Les Éleveurs de porcs du Québec ont souligné leur 50e anniversaire le 9 juin dernier lors de leur assemblée générale annuelle. Un livre relatant les grandes étapes de l’organisation a été produit pour cette occasion. À sa lecture, on comprend facilement à quel point le succès des Éleveurs est d’abord et avant tout le résultat du travail et de la persévérance d’hommes et de femmes qui ont mis leurs talents au service de leur collectivité.

Dans cet ouvrage, on peut lire notamment que « le 11 août 1966, Gordon Thomson, agronome, producteur de porcs et président du Syndicat des propriétaires de porcs de la région de Saint-Hyacinthe, se présente au restaurant Grand Boulevard, à Québec.

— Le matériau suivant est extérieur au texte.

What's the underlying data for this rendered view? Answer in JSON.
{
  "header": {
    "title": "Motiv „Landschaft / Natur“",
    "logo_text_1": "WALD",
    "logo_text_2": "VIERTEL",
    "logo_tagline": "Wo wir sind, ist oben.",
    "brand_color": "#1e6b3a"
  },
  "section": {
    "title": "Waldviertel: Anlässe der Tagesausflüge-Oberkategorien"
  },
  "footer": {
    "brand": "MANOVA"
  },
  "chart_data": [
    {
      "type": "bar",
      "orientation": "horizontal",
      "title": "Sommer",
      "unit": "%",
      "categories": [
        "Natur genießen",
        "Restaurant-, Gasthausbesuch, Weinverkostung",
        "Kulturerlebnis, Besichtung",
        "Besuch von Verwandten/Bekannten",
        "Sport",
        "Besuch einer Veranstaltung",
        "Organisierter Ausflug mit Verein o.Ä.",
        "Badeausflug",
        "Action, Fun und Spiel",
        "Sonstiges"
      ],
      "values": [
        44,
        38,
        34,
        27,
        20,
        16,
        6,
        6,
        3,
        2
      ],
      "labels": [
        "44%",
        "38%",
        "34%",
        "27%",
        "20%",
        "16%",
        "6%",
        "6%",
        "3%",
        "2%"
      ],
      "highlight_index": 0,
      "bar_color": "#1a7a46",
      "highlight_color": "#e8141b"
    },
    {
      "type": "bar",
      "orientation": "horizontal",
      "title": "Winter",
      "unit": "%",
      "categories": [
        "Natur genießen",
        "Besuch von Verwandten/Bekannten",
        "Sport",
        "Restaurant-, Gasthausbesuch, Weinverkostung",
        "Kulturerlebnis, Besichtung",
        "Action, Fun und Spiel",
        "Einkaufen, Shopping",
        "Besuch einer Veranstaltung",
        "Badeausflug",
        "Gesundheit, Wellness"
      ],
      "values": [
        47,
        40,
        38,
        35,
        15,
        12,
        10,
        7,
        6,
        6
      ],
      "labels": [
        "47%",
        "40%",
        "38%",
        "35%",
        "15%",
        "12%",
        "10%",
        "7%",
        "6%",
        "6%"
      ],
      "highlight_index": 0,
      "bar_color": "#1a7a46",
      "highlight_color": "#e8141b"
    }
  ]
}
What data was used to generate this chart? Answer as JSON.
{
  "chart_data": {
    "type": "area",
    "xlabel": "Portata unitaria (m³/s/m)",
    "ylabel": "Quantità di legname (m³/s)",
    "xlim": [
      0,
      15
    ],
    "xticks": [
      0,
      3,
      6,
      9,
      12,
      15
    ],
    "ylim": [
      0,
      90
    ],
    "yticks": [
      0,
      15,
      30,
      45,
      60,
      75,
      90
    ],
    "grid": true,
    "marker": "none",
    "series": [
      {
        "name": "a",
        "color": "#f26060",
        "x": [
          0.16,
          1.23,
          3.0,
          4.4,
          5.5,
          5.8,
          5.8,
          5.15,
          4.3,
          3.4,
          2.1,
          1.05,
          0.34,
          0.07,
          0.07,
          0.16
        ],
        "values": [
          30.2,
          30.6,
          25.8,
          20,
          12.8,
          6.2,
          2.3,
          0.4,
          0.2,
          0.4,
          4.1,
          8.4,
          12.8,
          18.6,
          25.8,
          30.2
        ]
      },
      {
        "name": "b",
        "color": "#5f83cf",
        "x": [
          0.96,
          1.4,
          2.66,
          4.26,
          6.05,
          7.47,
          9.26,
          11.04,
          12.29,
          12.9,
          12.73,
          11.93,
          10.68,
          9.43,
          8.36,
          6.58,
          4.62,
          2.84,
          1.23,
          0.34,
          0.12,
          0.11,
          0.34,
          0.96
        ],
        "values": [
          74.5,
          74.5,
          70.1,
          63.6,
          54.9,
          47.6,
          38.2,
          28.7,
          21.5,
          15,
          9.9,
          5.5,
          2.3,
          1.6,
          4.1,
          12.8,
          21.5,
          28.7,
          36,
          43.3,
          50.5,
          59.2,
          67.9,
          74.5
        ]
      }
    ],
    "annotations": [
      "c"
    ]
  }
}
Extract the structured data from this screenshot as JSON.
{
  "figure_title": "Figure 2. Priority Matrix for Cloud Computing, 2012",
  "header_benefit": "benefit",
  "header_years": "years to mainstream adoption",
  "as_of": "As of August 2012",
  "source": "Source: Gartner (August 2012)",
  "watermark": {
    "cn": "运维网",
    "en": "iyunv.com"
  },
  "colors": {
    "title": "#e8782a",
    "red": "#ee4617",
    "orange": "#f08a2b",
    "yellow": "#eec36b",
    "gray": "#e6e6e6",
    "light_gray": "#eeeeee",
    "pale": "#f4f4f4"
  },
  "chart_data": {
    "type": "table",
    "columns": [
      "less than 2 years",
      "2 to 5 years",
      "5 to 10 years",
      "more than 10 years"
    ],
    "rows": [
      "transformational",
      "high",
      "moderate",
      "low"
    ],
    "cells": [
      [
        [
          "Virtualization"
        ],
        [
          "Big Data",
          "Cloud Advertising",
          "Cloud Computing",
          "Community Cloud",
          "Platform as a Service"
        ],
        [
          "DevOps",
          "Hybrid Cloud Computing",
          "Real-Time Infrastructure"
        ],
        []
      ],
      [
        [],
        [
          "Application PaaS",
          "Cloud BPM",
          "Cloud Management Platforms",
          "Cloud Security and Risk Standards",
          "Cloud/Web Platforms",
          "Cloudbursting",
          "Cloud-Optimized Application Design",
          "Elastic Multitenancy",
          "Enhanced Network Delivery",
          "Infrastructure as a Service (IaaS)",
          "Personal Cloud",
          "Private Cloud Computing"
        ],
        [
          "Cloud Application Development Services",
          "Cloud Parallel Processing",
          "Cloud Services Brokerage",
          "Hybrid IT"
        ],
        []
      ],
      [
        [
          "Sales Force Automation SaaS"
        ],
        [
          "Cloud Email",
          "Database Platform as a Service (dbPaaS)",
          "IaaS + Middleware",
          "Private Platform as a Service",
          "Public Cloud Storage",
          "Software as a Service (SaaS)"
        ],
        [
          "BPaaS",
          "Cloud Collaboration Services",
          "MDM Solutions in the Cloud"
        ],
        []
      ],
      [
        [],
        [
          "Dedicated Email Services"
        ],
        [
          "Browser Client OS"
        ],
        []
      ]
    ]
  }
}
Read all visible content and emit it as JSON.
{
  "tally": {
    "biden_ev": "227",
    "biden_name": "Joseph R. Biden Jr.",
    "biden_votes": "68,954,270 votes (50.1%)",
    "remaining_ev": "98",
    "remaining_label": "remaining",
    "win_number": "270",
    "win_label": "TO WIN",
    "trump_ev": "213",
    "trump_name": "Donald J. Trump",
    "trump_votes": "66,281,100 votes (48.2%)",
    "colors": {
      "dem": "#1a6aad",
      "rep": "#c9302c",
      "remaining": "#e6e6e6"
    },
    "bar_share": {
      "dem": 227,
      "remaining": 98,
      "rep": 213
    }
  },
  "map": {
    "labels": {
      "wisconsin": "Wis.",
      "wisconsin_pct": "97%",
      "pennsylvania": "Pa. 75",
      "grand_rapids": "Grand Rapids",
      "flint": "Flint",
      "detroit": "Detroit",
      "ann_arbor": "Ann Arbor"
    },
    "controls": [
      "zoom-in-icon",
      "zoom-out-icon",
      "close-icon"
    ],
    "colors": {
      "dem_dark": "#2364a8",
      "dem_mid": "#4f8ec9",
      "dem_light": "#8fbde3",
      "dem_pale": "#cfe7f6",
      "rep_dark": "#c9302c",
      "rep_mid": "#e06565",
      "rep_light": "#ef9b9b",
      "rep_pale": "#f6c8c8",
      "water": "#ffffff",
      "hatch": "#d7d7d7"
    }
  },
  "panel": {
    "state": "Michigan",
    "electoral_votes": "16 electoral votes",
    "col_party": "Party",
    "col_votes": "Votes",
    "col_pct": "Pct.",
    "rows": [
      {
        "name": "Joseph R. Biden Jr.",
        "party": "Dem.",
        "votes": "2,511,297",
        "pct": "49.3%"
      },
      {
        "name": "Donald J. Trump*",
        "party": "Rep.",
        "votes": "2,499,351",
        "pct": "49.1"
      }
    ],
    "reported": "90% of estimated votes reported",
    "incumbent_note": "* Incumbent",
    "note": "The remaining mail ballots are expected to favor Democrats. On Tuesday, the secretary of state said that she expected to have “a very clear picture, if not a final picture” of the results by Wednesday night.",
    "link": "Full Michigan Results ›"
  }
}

Comme ses confrères, il répond à une invitation de l’Union catholique des cultivateurs (UCC) appelant à la fondation d’une fédération provinciale de producteurs de porcs ».

De ce premier conseil d’administration, M. Thomson pouvait-il imaginer « que cette étape que venaient de franchir les producteurs de porcs allait propulser, quelques années plus tard, leur secteur au deuxième rang au sein du monde agricole québécois, et que la qualité et la notoriété du porc québécois lui ouvriraient des portes dans le monde entier? Pouvait-il imaginer à quel point, tout au long d’un parcours semé d’embûches, les éleveurs de porcs apprendraient à s’adapter et à relever tous les défis? »

À l’époque, la mise en marché du porc était entièrement contrôlée par les abattoirs. Selon René Turcotte, d’abord vice-président puis président de l’organisation, « on ne vendait pas notre porc aux abattoirs, on le livrait et on acceptait ce qu’on nous donnait ». C’est cette réalité que les producteurs qui appuyaient la Fédération des producteurs de porcs du Québec voulaient changer. Pour réussir, il fallait un plan conjoint. Mais tous ne partageaient pas ce point de vue.

C’est par trois fois que les administrateurs de la Fédération ont proposé aux producteurs un plan conjoint, soit en 1971, en 1973 et en 1981. La troisième fois a été la bonne, avec une participation massive de 85,9 % des producteurs et un résultat référendaire de 73,4 %. Quinze ans après sa fondation, l’organisation entreprenait dès lors un autre chapitre de son action collective.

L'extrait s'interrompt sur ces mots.